Japanese: 進歩 - しんぽ - shin po
Chinese : 進歩 - jin bu
Japanese: 心理 - しんり - shin ri
Chinese: 心理 - xin li (xin is pronounced shin, and the japanese り sounds very similar to a li in chinese because it the japanese way of pronouncing R sounds)
Japanese: 地理 - ちり - chi ri
Chinese: 地理 - ji li
there are just a couple of examples, similar aren't they? so the fact that GRAMMATICALLY japanese is a completely different language it still has a lot of very similar sounding words to chinese.
this is due to the fact that Japanese had no written system and with early tradings with China documents were all written in Chinese and were read as such. during the Tang Dynasty it was becoming more common for japanese to be written with chinese characters and the chinese pronunciation for words became part of the language.. this is something called Language Transfer, look it up, it is interesting. commonly you can think of it like Chinglish, Singlish (mixing languages, accents etc together) this happened with Japanese.

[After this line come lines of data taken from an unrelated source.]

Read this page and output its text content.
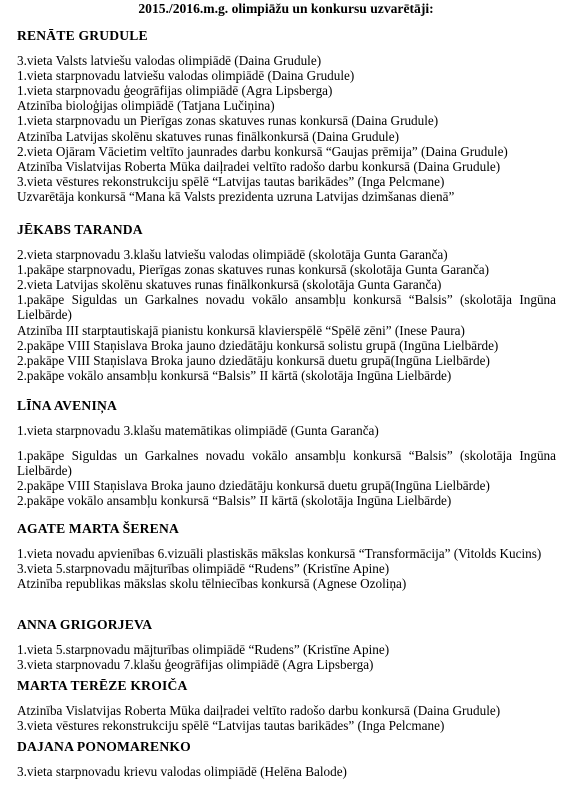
2015./2016.m.g. olimpiāžu un konkursu uzvarētāji:
RENĀTE GRUDULE
3.vieta Valsts latviešu valodas olimpiādē (Daina Grudule)
1.vieta starpnovadu latviešu valodas olimpiādē (Daina Grudule)
1.vieta starpnovadu ģeogrāfijas olimpiādē (Agra Lipsberga)
Atzinība bioloģijas olimpiādē (Tatjana Lučiņina)
1.vieta starpnovadu un Pierīgas zonas skatuves runas konkursā (Daina Grudule)
Atzinība Latvijas skolēnu skatuves runas finālkonkursā (Daina Grudule)
2.vieta Ojāram Vācietim veltīto jaunrades darbu konkursā “Gaujas prēmija” (Daina Grudule)
Atzinība Vislatvijas Roberta Mūka daiļradei veltīto radošo darbu konkursā (Daina Grudule)
3.vieta vēstures rekonstrukciju spēlē “Latvijas tautas barikādes” (Inga Pelcmane)
Uzvarētāja konkursā “Mana kā Valsts prezidenta uzruna Latvijas dzimšanas dienā”
JĒKABS TARANDA
2.vieta starpnovadu 3.klašu latviešu valodas olimpiādē (skolotāja Gunta Garanča)
1.pakāpe starpnovadu, Pierīgas zonas skatuves runas konkursā (skolotāja Gunta Garanča)
2.vieta Latvijas skolēnu skatuves runas finālkonkursā (skolotāja Gunta Garanča)
1.pakāpe Siguldas un Garkalnes novadu vokālo ansambļu konkursā “Balsis” (skolotāja Ingūna Lielbārde)
Atzinība III starptautiskajā pianistu konkursā klavierspēlē “Spēlē zēni” (Inese Paura)
2.pakāpe VIII Staņislava Broka jauno dziedātāju konkursā solistu grupā (Ingūna Lielbārde)
2.pakāpe VIII Staņislava Broka jauno dziedātāju konkursā duetu grupā(Ingūna Lielbārde)
2.pakāpe vokālo ansambļu konkursā “Balsis” II kārtā (skolotāja Ingūna Lielbārde)
LĪNA AVENIŅA
1.vieta starpnovadu 3.klašu matemātikas olimpiādē (Gunta Garanča)
1.pakāpe Siguldas un Garkalnes novadu vokālo ansambļu konkursā “Balsis” (skolotāja Ingūna Lielbārde)
2.pakāpe VIII Staņislava Broka jauno dziedātāju konkursā duetu grupā(Ingūna Lielbārde)
2.pakāpe vokālo ansambļu konkursā “Balsis” II kārtā (skolotāja Ingūna Lielbārde)
AGATE MARTA ŠERENA
1.vieta novadu apvienības 6.vizuāli plastiskās mākslas konkursā “Transformācija” (Vitolds Kucins)
3.vieta 5.starpnovadu mājturības olimpiādē “Rudens” (Kristīne Apine)
Atzinība republikas mākslas skolu tēlniecības konkursā (Agnese Ozoliņa)
ANNA GRIGORJEVA
1.vieta 5.starpnovadu mājturības olimpiādē “Rudens” (Kristīne Apine)
3.vieta starpnovadu 7.klašu ģeogrāfijas olimpiādē (Agra Lipsberga)
MARTA TERĒZE KROIČA
Atzinība Vislatvijas Roberta Mūka daiļradei veltīto radošo darbu konkursā (Daina Grudule)
3.vieta vēstures rekonstrukciju spēlē “Latvijas tautas barikādes” (Inga Pelcmane)
DAJANA PONOMARENKO
3.vieta starpnovadu krievu valodas olimpiādē (Helēna Balode)
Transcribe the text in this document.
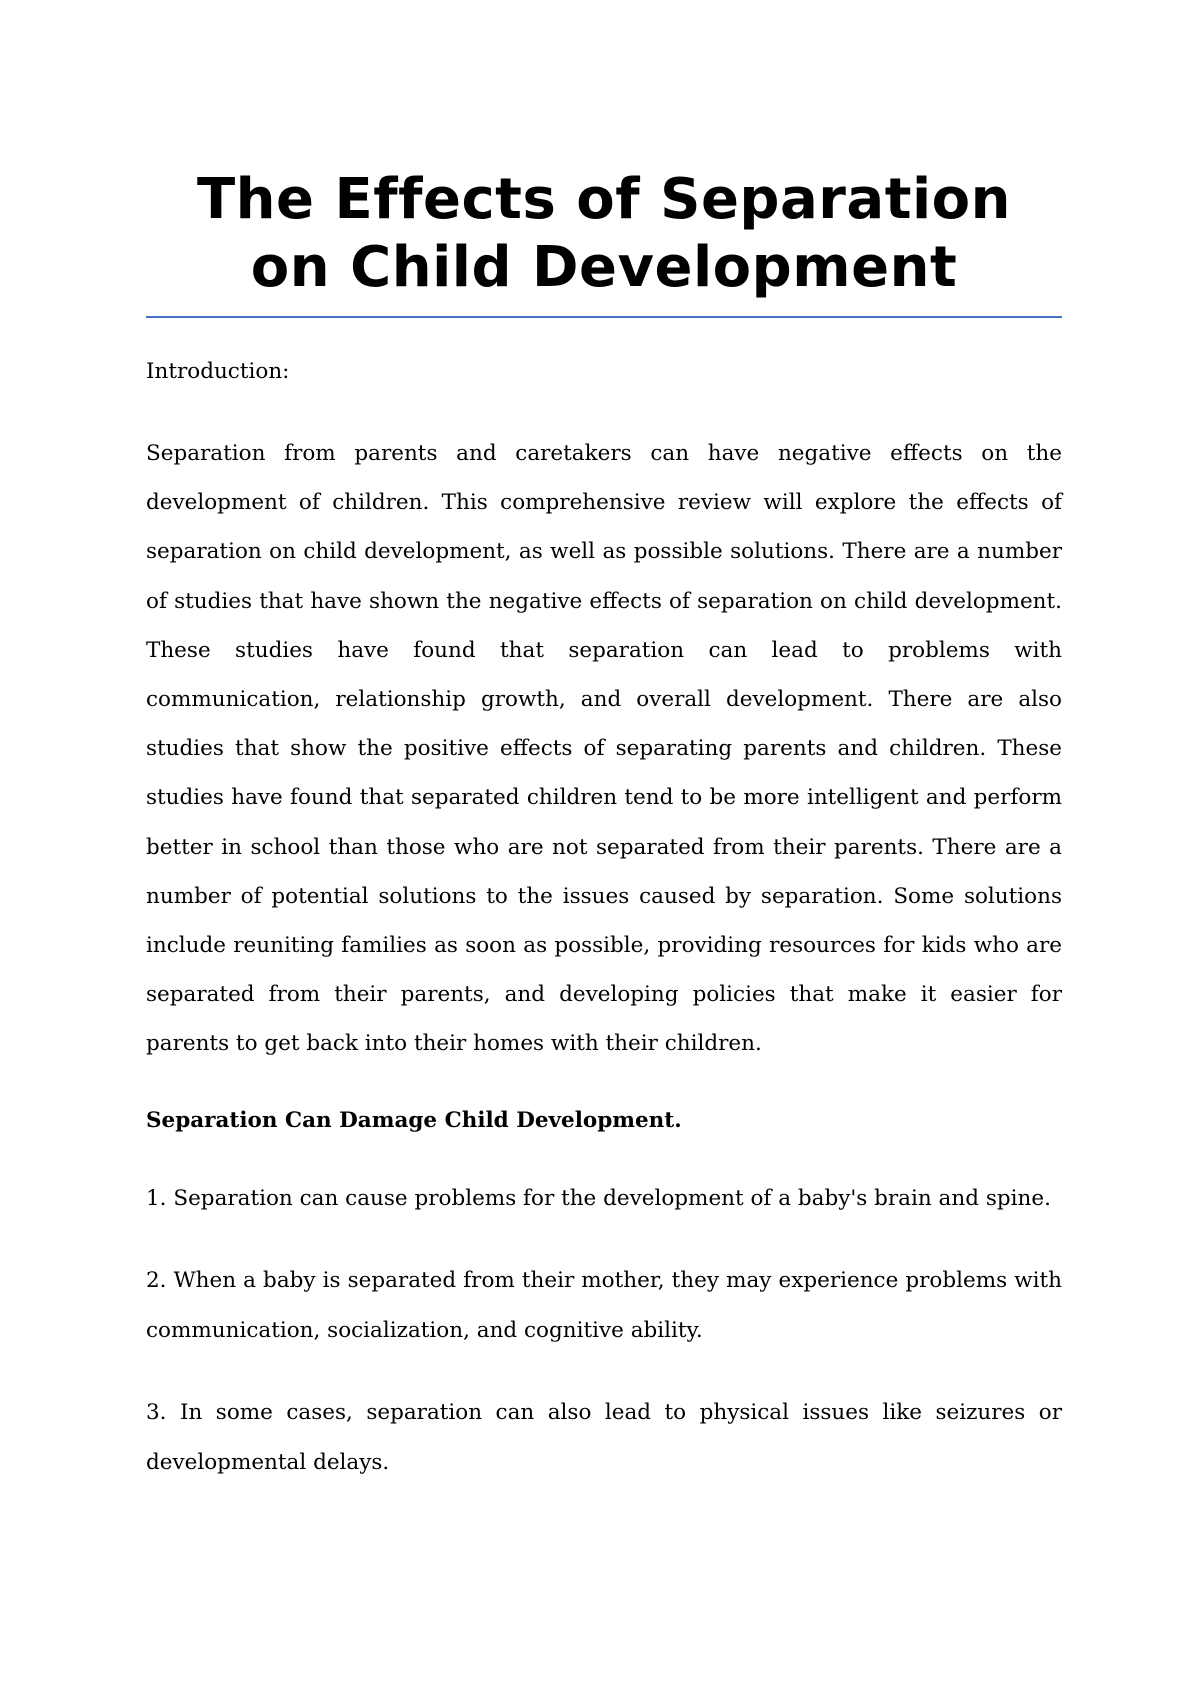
The Effects of Separation
on Child Development

Introduction:

Separation from parents and caretakers can have negative effects on the development of children. This comprehensive review will explore the effects of separation on child development, as well as possible solutions. There are a number of studies that have shown the negative effects of separation on child development. These studies have found that separation can lead to problems with communication, relationship growth, and overall development. There are also studies that show the positive effects of separating parents and children. These studies have found that separated children tend to be more intelligent and perform better in school than those who are not separated from their parents. There are a number of potential solutions to the issues caused by separation. Some solutions include reuniting families as soon as possible, providing resources for kids who are separated from their parents, and developing policies that make it easier for parents to get back into their homes with their children.

Separation Can Damage Child Development.

1. Separation can cause problems for the development of a baby's brain and spine.

2. When a baby is separated from their mother, they may experience problems with communication, socialization, and cognitive ability.

3. In some cases, separation can also lead to physical issues like seizures or developmental delays.
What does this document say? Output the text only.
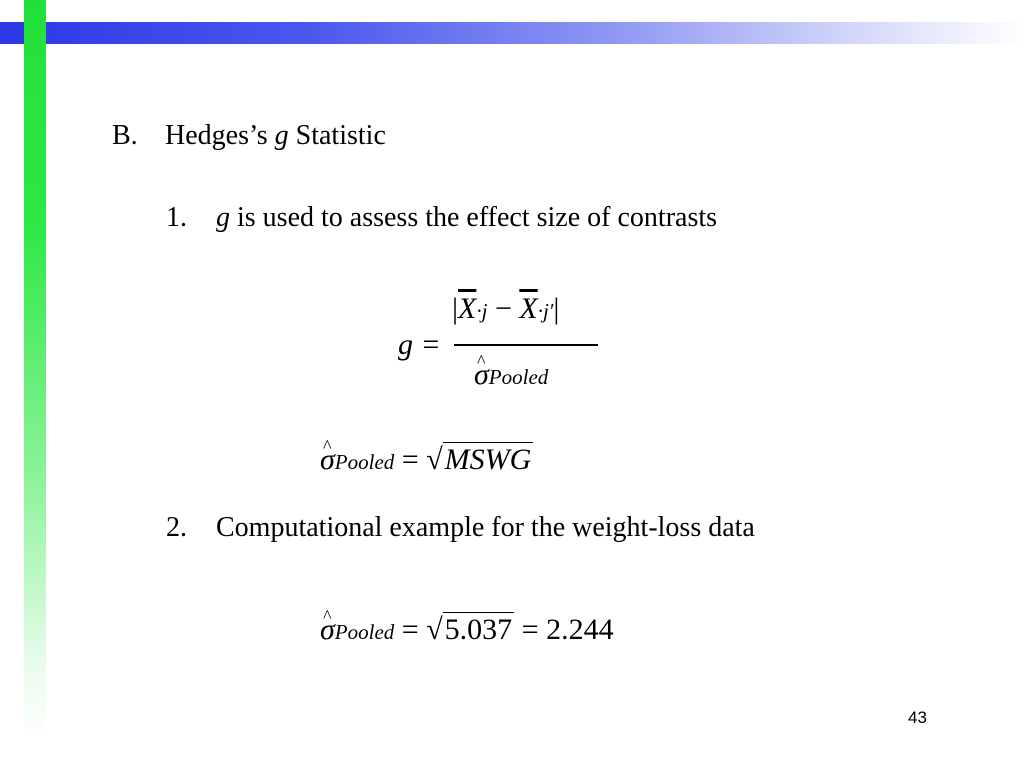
B. Hedges’s g Statistic
1. g is used to assess the effect size of contrasts
g =
$|\overline{X}\cdot j - \overline{X}\cdot j'|$
^ σPooled
^ σPooled = √MSWG
2. Computational example for the weight-loss data
^ σPooled = √5.037 = 2.244
43
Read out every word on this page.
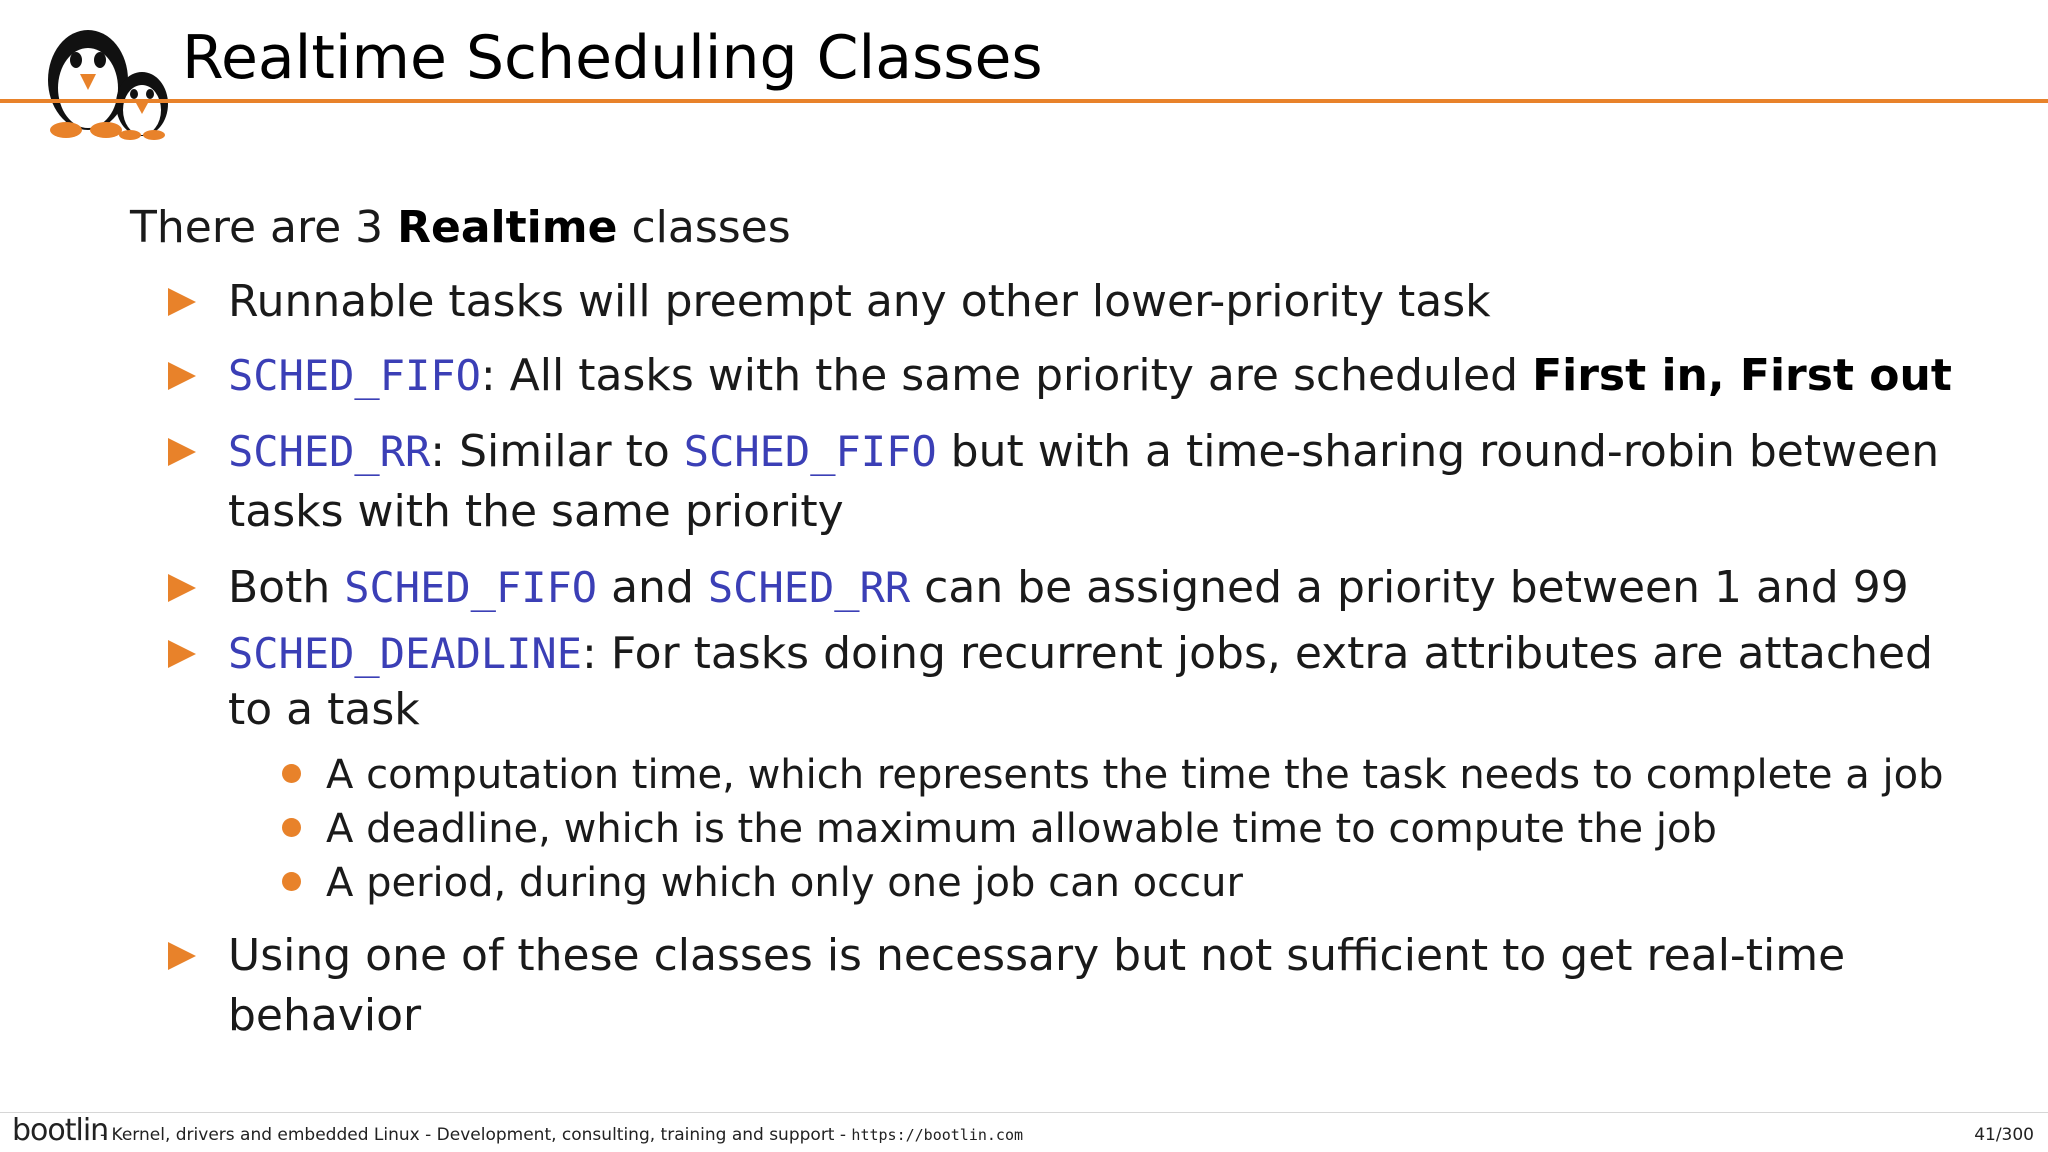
Realtime Scheduling Classes
There are 3 Realtime classes
Runnable tasks will preempt any other lower-priority task
SCHED_FIFO: All tasks with the same priority are scheduled First in, First out
SCHED_RR: Similar to SCHED_FIFO but with a time-sharing round-robin between tasks with the same priority
Both SCHED_FIFO and SCHED_RR can be assigned a priority between 1 and 99
SCHED_DEADLINE: For tasks doing recurrent jobs, extra attributes are attached to a task
A computation time, which represents the time the task needs to complete a job
A deadline, which is the maximum allowable time to compute the job
A period, during which only one job can occur
Using one of these classes is necessary but not sufficient to get real-time behavior
bootlin
- Kernel, drivers and embedded Linux - Development, consulting, training and support - https://bootlin.com	41/300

as a general rule (but not always true) words combining two or more 漢字 (kanji) are pronounced with the 音読み (chinese reading) although the sounds have become more Japanese sounding over time.. think of it like when japanese take english words into their language. you can compare this to English, the influence of the French language during french occupation of England has had a profound impact on our vocabulary but we don't pronounce those words exactly like the french do, we have adapted them to our language.
so to me im more surprised that this word doesn't sound more like chinese. but then again the chinese interacting with japan back then were probably using a language that sounds quite different from modern 普通话(mandarin) just as the english from 1500 year ago was a completely different sounding language to today.